Randy Selman, Chief Executive Officer
Email: investment@xcytedigital.com
Phone: (647) 777 7501
Investor Relations
Nikhil Thadani, Sophic Capital
Email: nik@sophiccapital.com
Phone: (647) 777 7501
Neither the TSX Venture Exchange nor its Regulation Services Provider (as that term is defined in the policies of the TSX Venture Exchange) accepts responsibility for the adequacy or accuracy of this release.

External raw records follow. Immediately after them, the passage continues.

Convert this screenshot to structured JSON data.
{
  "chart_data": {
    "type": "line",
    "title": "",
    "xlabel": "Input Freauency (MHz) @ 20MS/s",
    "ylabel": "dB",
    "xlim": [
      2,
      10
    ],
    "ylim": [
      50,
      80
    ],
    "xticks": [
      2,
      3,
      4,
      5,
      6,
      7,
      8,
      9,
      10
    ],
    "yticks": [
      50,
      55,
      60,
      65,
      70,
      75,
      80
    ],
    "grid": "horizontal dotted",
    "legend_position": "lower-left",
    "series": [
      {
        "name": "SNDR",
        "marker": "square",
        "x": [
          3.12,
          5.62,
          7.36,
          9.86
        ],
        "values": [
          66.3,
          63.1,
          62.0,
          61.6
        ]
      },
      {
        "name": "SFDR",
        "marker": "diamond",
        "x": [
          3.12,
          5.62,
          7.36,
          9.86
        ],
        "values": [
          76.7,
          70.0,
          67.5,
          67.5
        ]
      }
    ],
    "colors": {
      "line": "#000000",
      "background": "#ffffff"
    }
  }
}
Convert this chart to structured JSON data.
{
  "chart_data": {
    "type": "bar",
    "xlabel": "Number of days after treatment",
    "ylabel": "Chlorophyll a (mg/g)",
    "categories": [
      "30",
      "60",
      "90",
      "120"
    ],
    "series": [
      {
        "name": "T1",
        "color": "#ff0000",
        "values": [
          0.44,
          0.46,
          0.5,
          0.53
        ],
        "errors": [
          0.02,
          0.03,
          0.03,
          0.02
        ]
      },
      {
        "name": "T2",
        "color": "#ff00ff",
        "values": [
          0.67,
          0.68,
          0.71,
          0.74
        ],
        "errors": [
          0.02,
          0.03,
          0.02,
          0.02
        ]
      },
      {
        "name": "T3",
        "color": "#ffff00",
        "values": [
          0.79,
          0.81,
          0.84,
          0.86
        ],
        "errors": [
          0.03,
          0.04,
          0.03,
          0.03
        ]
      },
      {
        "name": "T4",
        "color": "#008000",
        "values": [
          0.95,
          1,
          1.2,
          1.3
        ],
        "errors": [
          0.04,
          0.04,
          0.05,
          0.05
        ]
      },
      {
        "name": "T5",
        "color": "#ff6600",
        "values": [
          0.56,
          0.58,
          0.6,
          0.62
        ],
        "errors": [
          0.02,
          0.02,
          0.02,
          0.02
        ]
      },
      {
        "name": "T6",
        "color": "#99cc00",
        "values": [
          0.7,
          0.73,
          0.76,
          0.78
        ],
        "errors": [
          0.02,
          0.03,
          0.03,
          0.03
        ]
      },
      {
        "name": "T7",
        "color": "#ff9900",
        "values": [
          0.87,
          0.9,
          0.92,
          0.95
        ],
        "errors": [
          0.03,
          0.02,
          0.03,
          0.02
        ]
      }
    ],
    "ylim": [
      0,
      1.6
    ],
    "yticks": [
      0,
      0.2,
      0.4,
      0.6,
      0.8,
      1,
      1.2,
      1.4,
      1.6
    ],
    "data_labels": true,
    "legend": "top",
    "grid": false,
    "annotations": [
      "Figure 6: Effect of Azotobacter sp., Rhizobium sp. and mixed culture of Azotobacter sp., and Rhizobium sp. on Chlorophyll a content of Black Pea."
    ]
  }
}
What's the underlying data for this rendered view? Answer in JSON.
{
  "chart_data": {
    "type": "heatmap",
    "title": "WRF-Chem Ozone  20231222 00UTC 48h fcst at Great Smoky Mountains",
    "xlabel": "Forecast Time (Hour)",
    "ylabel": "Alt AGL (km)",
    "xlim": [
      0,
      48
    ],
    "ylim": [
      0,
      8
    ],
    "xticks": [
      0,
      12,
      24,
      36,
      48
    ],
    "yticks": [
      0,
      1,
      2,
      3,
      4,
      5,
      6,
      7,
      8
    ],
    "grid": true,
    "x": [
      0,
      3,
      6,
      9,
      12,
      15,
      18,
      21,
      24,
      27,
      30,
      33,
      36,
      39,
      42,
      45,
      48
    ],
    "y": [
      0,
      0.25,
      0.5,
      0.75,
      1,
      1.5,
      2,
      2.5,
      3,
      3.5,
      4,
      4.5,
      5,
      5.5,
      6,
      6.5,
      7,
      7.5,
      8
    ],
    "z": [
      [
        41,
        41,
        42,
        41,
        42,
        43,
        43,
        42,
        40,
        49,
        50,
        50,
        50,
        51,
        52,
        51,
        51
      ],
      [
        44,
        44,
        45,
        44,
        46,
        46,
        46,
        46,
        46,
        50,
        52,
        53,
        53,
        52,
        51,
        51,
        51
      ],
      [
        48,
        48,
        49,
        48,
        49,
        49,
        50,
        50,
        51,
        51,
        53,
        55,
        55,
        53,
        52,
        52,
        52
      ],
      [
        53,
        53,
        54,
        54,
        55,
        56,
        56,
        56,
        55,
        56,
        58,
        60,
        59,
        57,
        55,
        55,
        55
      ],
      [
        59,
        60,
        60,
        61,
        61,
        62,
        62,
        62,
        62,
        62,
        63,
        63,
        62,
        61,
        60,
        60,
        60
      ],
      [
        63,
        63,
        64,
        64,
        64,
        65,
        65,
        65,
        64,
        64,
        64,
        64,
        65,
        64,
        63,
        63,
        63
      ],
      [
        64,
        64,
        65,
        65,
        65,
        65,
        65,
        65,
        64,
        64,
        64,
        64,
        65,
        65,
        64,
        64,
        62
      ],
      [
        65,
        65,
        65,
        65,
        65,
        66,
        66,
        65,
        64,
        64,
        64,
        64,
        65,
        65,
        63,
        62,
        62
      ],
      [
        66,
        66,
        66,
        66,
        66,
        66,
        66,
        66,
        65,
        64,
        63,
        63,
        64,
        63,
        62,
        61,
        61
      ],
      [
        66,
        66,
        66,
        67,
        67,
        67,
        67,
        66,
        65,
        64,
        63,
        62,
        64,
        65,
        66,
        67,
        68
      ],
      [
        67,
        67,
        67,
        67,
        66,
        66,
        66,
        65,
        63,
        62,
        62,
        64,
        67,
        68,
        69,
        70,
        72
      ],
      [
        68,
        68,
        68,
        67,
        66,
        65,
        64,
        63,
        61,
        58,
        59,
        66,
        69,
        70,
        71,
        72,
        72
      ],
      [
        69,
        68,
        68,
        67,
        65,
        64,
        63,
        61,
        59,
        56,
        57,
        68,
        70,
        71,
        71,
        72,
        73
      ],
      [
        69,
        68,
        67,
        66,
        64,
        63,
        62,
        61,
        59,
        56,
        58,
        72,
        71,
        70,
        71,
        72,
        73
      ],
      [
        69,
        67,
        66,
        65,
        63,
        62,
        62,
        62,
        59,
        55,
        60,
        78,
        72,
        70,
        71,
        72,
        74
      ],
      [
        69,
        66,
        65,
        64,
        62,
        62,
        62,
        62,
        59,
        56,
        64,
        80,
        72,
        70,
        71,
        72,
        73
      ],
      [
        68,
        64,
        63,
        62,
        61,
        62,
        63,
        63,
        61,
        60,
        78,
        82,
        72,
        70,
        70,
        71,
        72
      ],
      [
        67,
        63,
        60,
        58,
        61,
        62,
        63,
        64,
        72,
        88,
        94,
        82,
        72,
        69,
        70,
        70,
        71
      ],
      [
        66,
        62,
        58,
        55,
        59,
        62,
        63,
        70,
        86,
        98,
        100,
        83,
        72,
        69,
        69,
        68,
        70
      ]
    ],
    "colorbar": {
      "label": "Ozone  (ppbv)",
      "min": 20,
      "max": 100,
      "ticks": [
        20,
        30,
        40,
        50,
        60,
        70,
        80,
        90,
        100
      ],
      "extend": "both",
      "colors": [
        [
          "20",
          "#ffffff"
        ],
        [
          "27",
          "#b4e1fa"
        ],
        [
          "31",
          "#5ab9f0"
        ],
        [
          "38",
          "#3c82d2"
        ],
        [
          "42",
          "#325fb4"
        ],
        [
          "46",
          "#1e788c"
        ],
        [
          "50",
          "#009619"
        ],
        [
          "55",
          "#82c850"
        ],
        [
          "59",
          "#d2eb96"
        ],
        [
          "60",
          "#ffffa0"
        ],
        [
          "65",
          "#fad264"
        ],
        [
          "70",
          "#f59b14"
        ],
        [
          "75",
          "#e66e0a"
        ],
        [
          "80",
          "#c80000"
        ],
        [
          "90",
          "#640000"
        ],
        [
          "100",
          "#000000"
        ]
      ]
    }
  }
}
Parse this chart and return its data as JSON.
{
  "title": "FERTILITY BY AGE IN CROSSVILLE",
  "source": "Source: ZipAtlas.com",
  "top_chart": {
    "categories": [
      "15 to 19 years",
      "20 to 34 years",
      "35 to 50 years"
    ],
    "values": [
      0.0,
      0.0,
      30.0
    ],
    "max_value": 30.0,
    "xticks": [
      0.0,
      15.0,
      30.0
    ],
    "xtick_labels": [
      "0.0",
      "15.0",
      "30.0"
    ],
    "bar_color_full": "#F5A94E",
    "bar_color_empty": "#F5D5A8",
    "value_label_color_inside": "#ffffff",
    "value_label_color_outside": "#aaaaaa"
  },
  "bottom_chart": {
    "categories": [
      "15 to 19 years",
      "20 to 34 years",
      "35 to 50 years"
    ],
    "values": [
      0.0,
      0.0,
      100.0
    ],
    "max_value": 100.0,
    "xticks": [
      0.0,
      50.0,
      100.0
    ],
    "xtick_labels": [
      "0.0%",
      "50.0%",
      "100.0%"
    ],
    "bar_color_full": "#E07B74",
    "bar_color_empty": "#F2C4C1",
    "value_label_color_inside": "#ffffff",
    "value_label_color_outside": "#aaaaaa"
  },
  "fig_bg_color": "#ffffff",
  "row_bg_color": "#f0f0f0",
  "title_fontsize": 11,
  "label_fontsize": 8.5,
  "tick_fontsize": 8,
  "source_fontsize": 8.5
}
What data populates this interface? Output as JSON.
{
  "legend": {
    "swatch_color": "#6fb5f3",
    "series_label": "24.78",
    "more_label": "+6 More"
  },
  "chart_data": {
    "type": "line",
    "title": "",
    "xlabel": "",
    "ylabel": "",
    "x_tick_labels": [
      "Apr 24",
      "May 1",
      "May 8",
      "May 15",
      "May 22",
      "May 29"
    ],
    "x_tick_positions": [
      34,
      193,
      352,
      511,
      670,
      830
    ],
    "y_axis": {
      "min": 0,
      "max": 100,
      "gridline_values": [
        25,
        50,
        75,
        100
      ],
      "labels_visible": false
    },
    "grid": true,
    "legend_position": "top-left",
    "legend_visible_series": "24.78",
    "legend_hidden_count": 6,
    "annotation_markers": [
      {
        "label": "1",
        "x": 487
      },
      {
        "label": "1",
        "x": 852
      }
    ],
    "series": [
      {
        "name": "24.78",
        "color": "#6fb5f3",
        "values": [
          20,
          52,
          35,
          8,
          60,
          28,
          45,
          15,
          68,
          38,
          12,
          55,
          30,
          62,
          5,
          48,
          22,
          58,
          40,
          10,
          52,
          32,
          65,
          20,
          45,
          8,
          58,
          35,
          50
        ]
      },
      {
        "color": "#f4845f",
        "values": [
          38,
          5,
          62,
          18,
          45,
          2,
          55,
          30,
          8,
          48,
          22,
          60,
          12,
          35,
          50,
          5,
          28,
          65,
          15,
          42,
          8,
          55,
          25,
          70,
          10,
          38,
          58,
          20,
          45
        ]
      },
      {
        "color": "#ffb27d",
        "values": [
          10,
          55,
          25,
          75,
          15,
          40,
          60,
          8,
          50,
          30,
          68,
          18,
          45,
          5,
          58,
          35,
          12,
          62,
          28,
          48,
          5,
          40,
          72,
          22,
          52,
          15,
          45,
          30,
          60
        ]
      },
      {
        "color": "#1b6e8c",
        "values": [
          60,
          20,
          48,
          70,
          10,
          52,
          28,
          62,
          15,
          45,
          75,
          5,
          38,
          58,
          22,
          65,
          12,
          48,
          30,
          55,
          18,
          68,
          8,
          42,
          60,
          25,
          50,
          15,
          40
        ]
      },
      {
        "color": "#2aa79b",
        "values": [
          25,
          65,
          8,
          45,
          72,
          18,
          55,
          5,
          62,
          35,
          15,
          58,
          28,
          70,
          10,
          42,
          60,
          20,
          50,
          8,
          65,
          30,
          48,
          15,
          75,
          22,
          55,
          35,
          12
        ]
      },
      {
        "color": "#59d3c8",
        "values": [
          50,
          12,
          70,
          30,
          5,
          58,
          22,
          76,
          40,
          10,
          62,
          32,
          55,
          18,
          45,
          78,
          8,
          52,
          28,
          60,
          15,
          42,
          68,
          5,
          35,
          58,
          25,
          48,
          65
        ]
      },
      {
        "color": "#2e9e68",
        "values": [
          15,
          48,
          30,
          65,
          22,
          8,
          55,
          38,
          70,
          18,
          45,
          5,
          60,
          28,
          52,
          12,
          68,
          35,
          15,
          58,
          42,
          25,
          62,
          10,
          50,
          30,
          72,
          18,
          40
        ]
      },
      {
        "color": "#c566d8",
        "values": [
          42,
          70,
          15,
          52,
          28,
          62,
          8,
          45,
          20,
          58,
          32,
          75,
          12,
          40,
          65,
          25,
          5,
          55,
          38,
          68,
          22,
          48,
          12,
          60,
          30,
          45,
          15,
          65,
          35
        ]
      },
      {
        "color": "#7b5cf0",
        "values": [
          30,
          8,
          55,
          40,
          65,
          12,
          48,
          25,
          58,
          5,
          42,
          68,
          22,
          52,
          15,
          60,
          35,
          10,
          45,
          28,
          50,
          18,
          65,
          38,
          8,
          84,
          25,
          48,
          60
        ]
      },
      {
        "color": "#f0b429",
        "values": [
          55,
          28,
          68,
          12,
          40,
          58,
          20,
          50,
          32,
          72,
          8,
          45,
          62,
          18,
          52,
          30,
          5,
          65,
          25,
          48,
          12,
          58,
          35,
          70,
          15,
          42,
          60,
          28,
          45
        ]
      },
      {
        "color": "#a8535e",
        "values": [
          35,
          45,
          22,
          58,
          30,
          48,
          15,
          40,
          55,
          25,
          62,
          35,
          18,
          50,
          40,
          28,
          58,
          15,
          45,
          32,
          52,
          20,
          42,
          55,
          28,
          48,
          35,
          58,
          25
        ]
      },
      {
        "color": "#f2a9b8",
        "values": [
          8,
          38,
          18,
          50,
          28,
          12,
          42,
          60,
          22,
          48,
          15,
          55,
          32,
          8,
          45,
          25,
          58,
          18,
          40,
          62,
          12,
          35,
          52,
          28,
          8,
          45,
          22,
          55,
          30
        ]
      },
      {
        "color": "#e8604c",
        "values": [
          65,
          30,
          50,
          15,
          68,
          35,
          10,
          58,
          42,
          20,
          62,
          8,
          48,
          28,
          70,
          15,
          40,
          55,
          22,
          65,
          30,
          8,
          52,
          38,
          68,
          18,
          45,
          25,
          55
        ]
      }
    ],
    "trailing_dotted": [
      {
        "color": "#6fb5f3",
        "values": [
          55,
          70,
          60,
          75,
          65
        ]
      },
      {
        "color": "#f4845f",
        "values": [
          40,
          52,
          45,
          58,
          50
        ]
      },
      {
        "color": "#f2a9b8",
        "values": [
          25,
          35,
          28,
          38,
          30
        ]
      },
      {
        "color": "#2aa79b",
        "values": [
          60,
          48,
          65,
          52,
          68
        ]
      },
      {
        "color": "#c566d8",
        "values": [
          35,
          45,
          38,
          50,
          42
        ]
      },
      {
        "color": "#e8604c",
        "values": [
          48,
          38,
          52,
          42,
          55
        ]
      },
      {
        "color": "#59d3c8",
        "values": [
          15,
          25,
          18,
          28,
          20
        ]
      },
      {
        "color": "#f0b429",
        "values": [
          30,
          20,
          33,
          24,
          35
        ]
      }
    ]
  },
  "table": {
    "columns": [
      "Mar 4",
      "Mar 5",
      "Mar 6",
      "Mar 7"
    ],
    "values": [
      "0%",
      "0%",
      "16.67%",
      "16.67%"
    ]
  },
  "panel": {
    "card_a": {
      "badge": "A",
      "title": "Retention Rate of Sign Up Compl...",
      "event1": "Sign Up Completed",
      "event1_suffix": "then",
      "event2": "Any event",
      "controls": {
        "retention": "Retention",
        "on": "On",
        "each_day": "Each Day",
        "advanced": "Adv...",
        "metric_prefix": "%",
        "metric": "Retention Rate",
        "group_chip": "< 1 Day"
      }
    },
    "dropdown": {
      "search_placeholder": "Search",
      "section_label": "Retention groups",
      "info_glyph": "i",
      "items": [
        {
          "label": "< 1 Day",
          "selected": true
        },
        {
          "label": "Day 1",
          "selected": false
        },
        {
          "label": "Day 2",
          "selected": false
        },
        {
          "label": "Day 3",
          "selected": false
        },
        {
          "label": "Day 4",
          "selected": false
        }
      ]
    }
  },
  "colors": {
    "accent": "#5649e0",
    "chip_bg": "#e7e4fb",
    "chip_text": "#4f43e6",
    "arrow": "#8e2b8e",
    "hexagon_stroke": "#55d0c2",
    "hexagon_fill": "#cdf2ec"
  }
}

Cautionary Statements Regarding Forward-Looking Information
This news release includes certain “forward-looking statements” under applicable Canadian securities legislation. Forward-looking statements are statements other than statements of historical fact that can be identified by phrases such as “expects”, “anticipates”, “intends”, “aims”, “plans” and “believes”, and are based on expectations, estimates and projections as at the date of this news release. Forward-looking statements in this news release include, but are not limited to, statements with respect to: the timing and completion of the Transaction; the proposed terms of the Concurrent Financing; the anticipated uses of the net proceeds of the Concurrent Financing; approval of the Sophic Agreement; the terms of the proposed Omnibus Plan and the completion of the conditions to the Transaction. Forward-looking statements are necessarily based upon a number of estimates and assumptions that, while considered reasonable, are subject to known and unknown risks, uncertainties and other factors which may cause the actual results and future events to differ materially from those expressed or implied by such forward-looking statements. Such factors include, but are not limited to: general business, economic, competitive, political and social uncertainties; delay or failure to receive board, shareholder or regulatory approvals; the risk that the Exchange may not approve the Transaction; the risk that the shareholders may not approve the proposed Consolidation or the Omnibus Plan at the Meeting that factors may occur which impede Xcyte’s future business plans; the results of continued development, marketing and sales; the accuracy of pro forma financial information; and other factors beyond the control of GHP and Xcyte. There can be no assurance that such statements will prove to be accurate, as actual results and future events could differ materially from those anticipated in such statements. Accordingly, readers should not place undue reliance on forward-looking statements. GHP disclaims any intention or obligation to update or revise any forward-looking statements in this news release, whether as a result of new information, future events or otherwise, except as required by law.